Ao final da tarde entramos em Bahia Blanca *, simpática cidade localizada próxima ao litoral argentino.

* Bahía Blanca é uma cidade da Argentina, na província de Buenos Aires, distante 650 km da Capital Federal. Foi fundada em 11 de abril de 1828. O nome Bahia Blanca tem origem da brancura dos salitres costeiros. É a cidade urbana mais importante do sul argentino e importantíssimo complexo portuário, sendo o porto de grãos mais importante do país. Sua população é de 274.509 habitantes (2001).
Cidade tipicamente industrial.
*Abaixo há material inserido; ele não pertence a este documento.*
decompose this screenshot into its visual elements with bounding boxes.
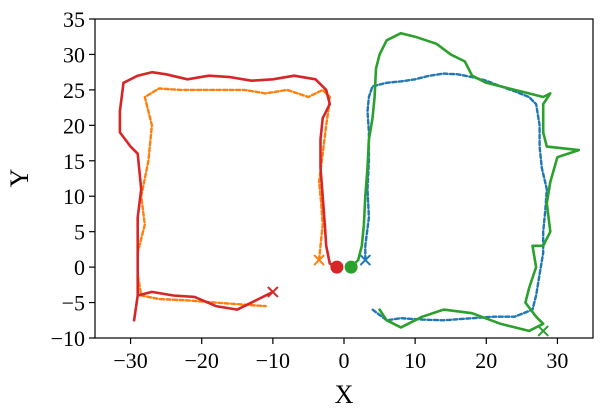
end-marker-1 [359, 254, 372, 266]
y-tick-label: 5 [74, 220, 85, 245]
plot-frame [94, 18, 594, 339]
y-tick-label: 10 [63, 184, 85, 209]
trajectory-series-4 [118, 70, 339, 322]
x-tick-label: 20 [475, 348, 497, 373]
y-tick-label: −5 [62, 291, 85, 316]
x-tick-label: −30 [113, 348, 147, 373]
x-tick-label: 10 [404, 348, 426, 373]
x-axis-label: X [335, 380, 354, 409]
y-tick-label: 20 [63, 113, 85, 138]
start-marker-3 [344, 260, 358, 274]
y-tick-label: 0 [74, 255, 85, 280]
x-tick-label: −10 [256, 348, 290, 373]
y-tick-label: 30 [63, 42, 85, 67]
x-tick-label: 0 [339, 348, 350, 373]
marker-layer [267, 254, 549, 337]
trajectory-series-1 [364, 72, 548, 322]
y-tick-label: 35 [63, 7, 85, 32]
series-layer [118, 31, 581, 333]
y-tick-label: 15 [63, 149, 85, 174]
end-marker-4 [267, 286, 279, 298]
y-axis-label: Y [5, 168, 34, 187]
end-marker-3 [537, 325, 549, 337]
trajectory-series-2 [136, 87, 331, 308]
start-marker-4 [330, 260, 344, 274]
y-tick-label: 25 [63, 78, 85, 103]
x-tick-label: 30 [546, 348, 568, 373]
y-tick-label: −10 [51, 326, 85, 351]
end-marker-2 [313, 254, 325, 266]
x-tick-label: −20 [185, 348, 219, 373]
y-axis-ticks: −10 −5 0 5 10 15 20 25 30 35 [51, 7, 95, 351]
x-axis-ticks: −30 −20 −10 0 10 20 30 [113, 338, 568, 373]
Abriga muitas indústrias químicas, dentre elas, uma refinária da Petrobrás.
Fonte: Wikipédia

Seguindo o Road Captain, rumamos direto ao posto de combustível marcado no GPS para abastecimento das motos e deixá-las prontas para a partida na manhã seguinte.
Esta dica é de grande valia aos viajantes que nos lêem neste momento:
Dormir com todas as motos abastecidas para, no dia seguinte, não perder nenhum minuto em abastecimento.
Parece nada, mas faz enorme diferença na saída do dia seguinte e esta regra seria seguida em todas as nossas paradas.

O grupo também ia se transformando, e já havia desenvolvido habilidades entre os membros, deixando de ser dependente de um ou dois amigos mais experientes.
Assim, enquanto uns terminavam o abastecimento, o Beber e o Buatim se encarregavam de procurar e negociar as tarifas dos hotéis, enquanto todos esperavam no posto.

Assim, evita-se que todos se desloquem no transito mais pesado das cidades e, assim que os dois retornassem com duas ou mais alternativas de tarifas, o grupo escolhia e todos iam juntos ao hotel.
Coisa linda.

Eu e o Lelê nos encarregávamos da escolha do restaurante para o jantar, e o Ivan, das dicas de passeio.

Nos deslocamentos, Lelê como RC, o Chico como apoio, e o Joaquim como Cerra Fila cuidavam do comboio.

Toninho e MacGyver, não deixavam ninguém com sono no percurso, com suas histórias, desafios de conhecimento e as brincadeiras, tudo pelo rádio.
Estávamos nos tornando uma equipe.

Naquela noite, no hall do Hotel, ficamos sabendo por um viajante que aquela tempestade que pegamos no início do caminho, havia horas antes passado próxima dali, e muito mais intensa do que havíamos enfrentado, com ventos fortíssimos, muito mais perigosos.

Me lembrei das gotas de óleo debaixo da moto, que nos obrigou a fazer o reparo e atrasou nossa partida.
Se tivéssemos saído mais cedo, teríamos pegado a tempestade muito mais intensa do que pegamos e isto, nos deu um conforto maior ainda.

Neste dia, um jantar com as excelentes carnes argentinas foi oferecido por mim, já que era a minha primeira viagem internacional de moto.

O primeiro grande desafio havia sido vencido, enfrentamos o imprevisto em Buenos Aires e a Tempestade no caminho.
Isto tudo havia servido para uma união ainda maior do grupo, e isto já dava para sentir pelas atitudes e disposição de todos os companheiros.